For the picture I used a Canon EOS 20D and a 24-70mm lens, shooting in large JPEG format. A Delkin memory card recorded the portrait. Lighting was with two Westcott Spiderlites and a Westcott silver reflector (Monte's Illuminator). The lights create a steady fluorescent glow, not a flash. What you see is what you get. The ISO of the camera was set to 800. I shot using Aperture Priority, stopping down the lens to f/6.3, so that I would get both eyes in focus.

I used one of the lights in profile position, lighting the right half of his face. The second light was at approximately a 90Þ angle from my camera, creating the modified loop-light pattern on his face. The reflector was positioned to the left side of his face. The far edge of the reflector remained forward of his face. Had the reflector been placed beside his face it would have brought light in from another direction. I didn't want to do that. I simply wanted to help push the light around onto the dark side of his face, retaining detail in the shadowed areas. The background was the black side of Westcott's 5/6-foot black/white background.

While composing the original picture I cropped in close because he didn't have much hair on the top of his head and I didn't want the light area to take your eye out of the picture. After viewing the image on my computer's screen I decided to "go for it" and cropped in even tighter.

The crop allowed me to keep his eyes 1/3 of the way down from the top of the portrait. I knew that this is the strongest position for eyes in a close-up of this kind. I also left room in front of him in the direction he was facing. The crop also allowed me to include his incredible eyebrows and enough of his hair and head to give the viewer of the portrait a sense of his entire head.

I changed the picture to black and white, because I felt that the color detracted from the intensity of his face.

The way my Photoshop guru, Eddie Tapp, taught me to change a photograph to black and white was to go to Channels. Look at each channel--red, blue, and green--and then select the one that most closely resembles what you want to capture in the final transformation. For most strong men's portraits I usually select the green channel. Once I make my selection I need to get rid of the color that's still residing in the file. To do that I go to Image/Mode/Grayscale. The computer then asks me if I want to get rid of everything else. Yes. Finally, I bring the mode back to RGB, because I was taught to do it that way. No questions asked! After changing it to black and white I usually make refinements in the tonal range of the picture by adjusting the whites, blacks, and mid tones in Levels.

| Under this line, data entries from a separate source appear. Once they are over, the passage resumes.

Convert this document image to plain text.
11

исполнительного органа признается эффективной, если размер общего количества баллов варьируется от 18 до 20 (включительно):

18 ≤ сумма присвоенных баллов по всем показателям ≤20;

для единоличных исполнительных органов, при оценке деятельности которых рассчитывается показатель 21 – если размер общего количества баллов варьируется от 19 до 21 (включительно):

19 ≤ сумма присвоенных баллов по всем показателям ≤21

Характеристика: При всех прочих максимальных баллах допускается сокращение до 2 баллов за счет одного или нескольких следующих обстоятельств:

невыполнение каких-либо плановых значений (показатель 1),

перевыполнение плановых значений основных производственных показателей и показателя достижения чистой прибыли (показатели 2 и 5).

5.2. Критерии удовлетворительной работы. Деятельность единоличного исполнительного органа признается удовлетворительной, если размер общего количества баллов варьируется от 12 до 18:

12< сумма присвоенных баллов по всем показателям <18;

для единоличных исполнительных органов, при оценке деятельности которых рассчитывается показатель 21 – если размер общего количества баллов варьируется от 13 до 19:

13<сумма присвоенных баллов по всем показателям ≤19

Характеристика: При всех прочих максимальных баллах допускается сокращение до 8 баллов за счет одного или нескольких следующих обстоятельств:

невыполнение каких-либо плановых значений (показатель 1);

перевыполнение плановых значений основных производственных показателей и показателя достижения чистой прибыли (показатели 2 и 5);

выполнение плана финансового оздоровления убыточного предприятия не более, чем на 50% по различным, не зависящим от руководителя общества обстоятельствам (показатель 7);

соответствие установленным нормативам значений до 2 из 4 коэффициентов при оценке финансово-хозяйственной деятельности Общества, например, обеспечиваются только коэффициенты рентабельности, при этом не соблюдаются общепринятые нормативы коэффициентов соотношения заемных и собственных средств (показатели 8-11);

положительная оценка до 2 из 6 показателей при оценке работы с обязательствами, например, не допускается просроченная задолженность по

The next stage of preparation is one that I really love doing. I go into the Layers palette and click on the half-dark, half-white circle at the bottom. This creates an adjustment layer. Then you have a choice of any number of adjustments you want to make. I select Curves. When Curves comes up on the screen I take the highlight end of the line (usually top right) and bring it down. If I want the edges to go completely black, I bring it all the way down to the bottom. The resulting image on the screen turns completely black. I've basically covered the image with a layer of the same picture that has been darkened down to where you see nothing.

Now, here is where the fun begins. I make certain the colors at the bottom of the Tools palette are black and white, black being the upper (primary) color selected. Using the paintbrush, painting with black removes the dark overlay. I usually start at 100 percent opacity to clear the face. Then, I may drop the opacity of the paintbrush down to as low as 10 percent to soften the edges. Of course, you can change the opacity of the entire layer in the Layers palette in order to achieve a lighter, more transparent layer of the same thing.